P.E.I. creative community shows its gratitude for Island’s natural beauty in Bet-R Plan Art Show on view at Gallery@the Guild until March 3
Click here for a YouTube video on the exhibit: http://www.youtube.com/watch?v=fmMcyUge4uQ
© GUARDIAN PHOTO BY SALLY COLE
Island artist Susan Christiansen stands next to her painting, Beyond the Trees. She’s one of six artists taking part in the Bet-R Plan Art Show at The Gallery@The Guild in Charlottetown until March 3. The exhibition also features work by artists Ron Arvidson, Shirley Gallant, Bruno Peripoli, Sylvia Ridgway and Monica Lacey.
In one of the paintings, a leafless tree is silhouetted against a vibrant orange, yellow and blue sky.
On the horizon, a narrow red bank juts out into the water.
Simply called Beyond the Trees, the artwork is filled with symbolism, says its creator Susan Christiansen.
“The dark tree in the foreground represents the darkness of recent occurrences on the Island in regards to the environment,” says Christiansen, referring to the government’s decision to go ahead with the Plan B highway realignment in Bonshaw despite the protesters’ efforts to stop construction by drawing attention to ecological concerns.
“In contrast, the bright horizon is about looking forward to the future in hope of a better plan for democracy and sustainability for this beautiful Island,” says the P.E.I. artist.
The acrylic painting is one of the pieces in the Bet-R Plan Art Show, on view at The Gallery@The Guild in Charlottetown until March 3. It also features work by artists Ron Arvidson, Shirley Gallant, Bruno Peripoli, Sylvia Ridgway and Monica Lacey.
It’s a fundraiser to help defray costs incurred in opposing the highway realignment as well as supporting the citizen environmental monitors. It’s organized by the P.E.I. Citizens Alliance, a group that grew out of this concern.
As one of the people involved in protesting the Trans-Canada Highway re-alignment, Ridgway got involved in the art show because she feels strongly about the destruction of the old forest growth in the area.
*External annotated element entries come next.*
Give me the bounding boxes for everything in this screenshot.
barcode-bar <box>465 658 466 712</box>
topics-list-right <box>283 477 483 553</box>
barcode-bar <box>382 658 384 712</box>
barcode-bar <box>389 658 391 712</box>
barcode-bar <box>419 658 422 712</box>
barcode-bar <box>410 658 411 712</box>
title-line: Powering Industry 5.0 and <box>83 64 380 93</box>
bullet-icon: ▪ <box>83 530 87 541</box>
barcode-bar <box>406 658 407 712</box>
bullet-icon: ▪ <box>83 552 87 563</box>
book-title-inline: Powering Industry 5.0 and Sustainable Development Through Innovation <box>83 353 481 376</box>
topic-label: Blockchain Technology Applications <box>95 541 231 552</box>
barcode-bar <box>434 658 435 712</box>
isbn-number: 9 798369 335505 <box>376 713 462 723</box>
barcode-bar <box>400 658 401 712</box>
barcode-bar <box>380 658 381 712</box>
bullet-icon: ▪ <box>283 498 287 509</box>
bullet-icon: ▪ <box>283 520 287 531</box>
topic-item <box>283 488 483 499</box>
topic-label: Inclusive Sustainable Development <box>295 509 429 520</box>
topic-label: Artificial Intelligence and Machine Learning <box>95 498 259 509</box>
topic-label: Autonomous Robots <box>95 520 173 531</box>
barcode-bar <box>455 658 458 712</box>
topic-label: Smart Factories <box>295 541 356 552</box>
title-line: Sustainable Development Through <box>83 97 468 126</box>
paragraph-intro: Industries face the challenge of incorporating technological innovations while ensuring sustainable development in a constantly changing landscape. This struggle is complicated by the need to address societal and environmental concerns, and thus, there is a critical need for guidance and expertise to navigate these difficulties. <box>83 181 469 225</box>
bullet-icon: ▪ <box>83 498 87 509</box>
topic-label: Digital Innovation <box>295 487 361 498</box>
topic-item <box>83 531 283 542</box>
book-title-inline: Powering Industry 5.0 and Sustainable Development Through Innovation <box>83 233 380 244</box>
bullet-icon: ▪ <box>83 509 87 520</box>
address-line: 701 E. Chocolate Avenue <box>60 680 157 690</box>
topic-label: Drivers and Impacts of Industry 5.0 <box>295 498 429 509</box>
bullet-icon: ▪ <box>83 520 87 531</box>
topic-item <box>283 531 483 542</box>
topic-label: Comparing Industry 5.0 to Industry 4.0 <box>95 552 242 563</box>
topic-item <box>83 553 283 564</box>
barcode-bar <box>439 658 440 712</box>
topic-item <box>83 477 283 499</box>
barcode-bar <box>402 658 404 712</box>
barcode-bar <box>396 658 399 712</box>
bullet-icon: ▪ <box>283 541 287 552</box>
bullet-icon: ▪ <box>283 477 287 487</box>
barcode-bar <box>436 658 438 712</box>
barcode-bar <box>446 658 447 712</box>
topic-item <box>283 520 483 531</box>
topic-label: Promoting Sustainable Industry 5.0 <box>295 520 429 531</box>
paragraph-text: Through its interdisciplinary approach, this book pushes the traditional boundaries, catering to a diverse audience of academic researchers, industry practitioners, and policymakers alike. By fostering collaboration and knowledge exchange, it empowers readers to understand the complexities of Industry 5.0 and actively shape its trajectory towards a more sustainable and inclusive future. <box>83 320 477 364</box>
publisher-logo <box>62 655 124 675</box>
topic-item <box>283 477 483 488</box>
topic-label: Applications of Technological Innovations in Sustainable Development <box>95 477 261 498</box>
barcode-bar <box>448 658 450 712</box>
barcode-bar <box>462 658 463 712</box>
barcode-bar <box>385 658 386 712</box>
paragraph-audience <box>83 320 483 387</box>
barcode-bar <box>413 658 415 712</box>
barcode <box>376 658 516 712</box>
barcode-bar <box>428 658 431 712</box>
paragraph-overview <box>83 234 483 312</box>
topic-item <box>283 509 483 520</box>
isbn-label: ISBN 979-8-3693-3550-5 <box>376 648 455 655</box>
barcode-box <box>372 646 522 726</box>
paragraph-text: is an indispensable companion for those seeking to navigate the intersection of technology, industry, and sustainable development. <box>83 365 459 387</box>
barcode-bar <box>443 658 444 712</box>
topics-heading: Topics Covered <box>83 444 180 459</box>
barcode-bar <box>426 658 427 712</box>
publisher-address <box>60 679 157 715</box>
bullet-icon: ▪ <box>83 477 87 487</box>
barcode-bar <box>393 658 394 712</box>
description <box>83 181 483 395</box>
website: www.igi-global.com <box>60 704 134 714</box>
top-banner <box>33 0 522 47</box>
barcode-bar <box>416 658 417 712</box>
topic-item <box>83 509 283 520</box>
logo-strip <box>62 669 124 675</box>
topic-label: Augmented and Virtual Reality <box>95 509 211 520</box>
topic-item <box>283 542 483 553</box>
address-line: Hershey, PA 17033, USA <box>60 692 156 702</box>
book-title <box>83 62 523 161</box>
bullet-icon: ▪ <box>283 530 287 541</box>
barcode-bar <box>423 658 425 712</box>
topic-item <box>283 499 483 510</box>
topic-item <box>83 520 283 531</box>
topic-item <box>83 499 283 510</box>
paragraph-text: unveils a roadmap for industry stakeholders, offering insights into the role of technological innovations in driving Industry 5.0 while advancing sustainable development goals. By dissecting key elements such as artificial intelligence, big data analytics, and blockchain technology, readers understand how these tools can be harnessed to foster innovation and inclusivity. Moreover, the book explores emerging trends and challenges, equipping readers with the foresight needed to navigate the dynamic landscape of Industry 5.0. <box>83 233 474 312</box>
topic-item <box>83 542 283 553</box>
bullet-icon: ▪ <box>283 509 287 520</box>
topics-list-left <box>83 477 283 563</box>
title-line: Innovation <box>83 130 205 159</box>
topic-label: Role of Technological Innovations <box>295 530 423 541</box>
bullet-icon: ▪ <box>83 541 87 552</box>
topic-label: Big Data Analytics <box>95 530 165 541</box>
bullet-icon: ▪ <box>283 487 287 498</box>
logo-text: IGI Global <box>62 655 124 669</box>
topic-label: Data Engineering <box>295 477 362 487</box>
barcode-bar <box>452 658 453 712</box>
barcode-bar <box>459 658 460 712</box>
“I felt it was unnecessary and very damaging to the lovely area that was there,” says the P.E.I. artist, standing next to her batik, Seedling, a lush green forest scene.
“I wanted to create something for the show that would celebrate the environment. So the thought came to me, what happens to a seed if it is dropped into a dead tree? Obviously it grows if it’s left alone,” says Ridgway pointing to a tiny tree sprouting out of the old tree trunk.
Peripoli also wanted to celebrate the landscape.
“Trees and leaves cover the Island, yet we take them for granted. We want to make people aware (of) how beautiful P.E.I.’s natural beauty is before it’s all gone,” says the photographer, pointing to Autumn Beauty — Red Maple Leaf.
“I was inspired by the rich hues. After the abundance greens of summer, there is a riot of colour before the bare winter sets in,” he says.
In contrast, Arvidson sets his sites on P.E.I. wildlife. He points to Thieves, one of the bird plates he’s created for the exhibition.
“I became inspired after seeing a photograph that a friend had taken of a couple of crows sitting on a wire. It’s dedicated to the crows of Victoria Park as well as many other crows, seen all over the province,” Arvidson says.
The P.E.I. potter has a soft spot in his heart for these winged creatures.
“A lot of people think they’re not the best birds to have around. But we need to be concerned about the environment and the health of these birds,” says Arvidson, who also one of the organizers in the show.
He says the idea for the exhibition came from community member Ruth Lacey. At the time, she was busy planning A Bet-R Plan Concert, an event set for March 3.
“Once I had decided that we would have the fundraising concert at The Guild, I thought that since there was a gallery there that it would be a wonderful opportunity to have a show that displayed the light and beauty. I immediately went over to see Ron. He came up with the title, A Bet-R Plan, capitalizing on the current issues with government ... and we had the show together in a matter of hours,” says Lacey.
Arvidson hopes that people will walk away from the exhibition with an appreciation for Prince Edward Island’s natural beauty as well as hope for the future.
“We just can’t bulldoze our way through everything. We need to stand up for what we have now. As David Suzuki says, ‘if we do something to the environment, we’re hurting ourselves,’” he says.
AT A GLANCE
If you are going
The Bet-R Plan Art show invites the public to attend the following activities:
Photographer Bruno Peripoli will be at the gallery this Saturday, 1-4 p.m. He will give a talk, Five Steps to Photography at 2 p.m.
Island artist Susan Christensen will work on one of her paintings on Feb. 20 at the gallery, 1-4 p.m.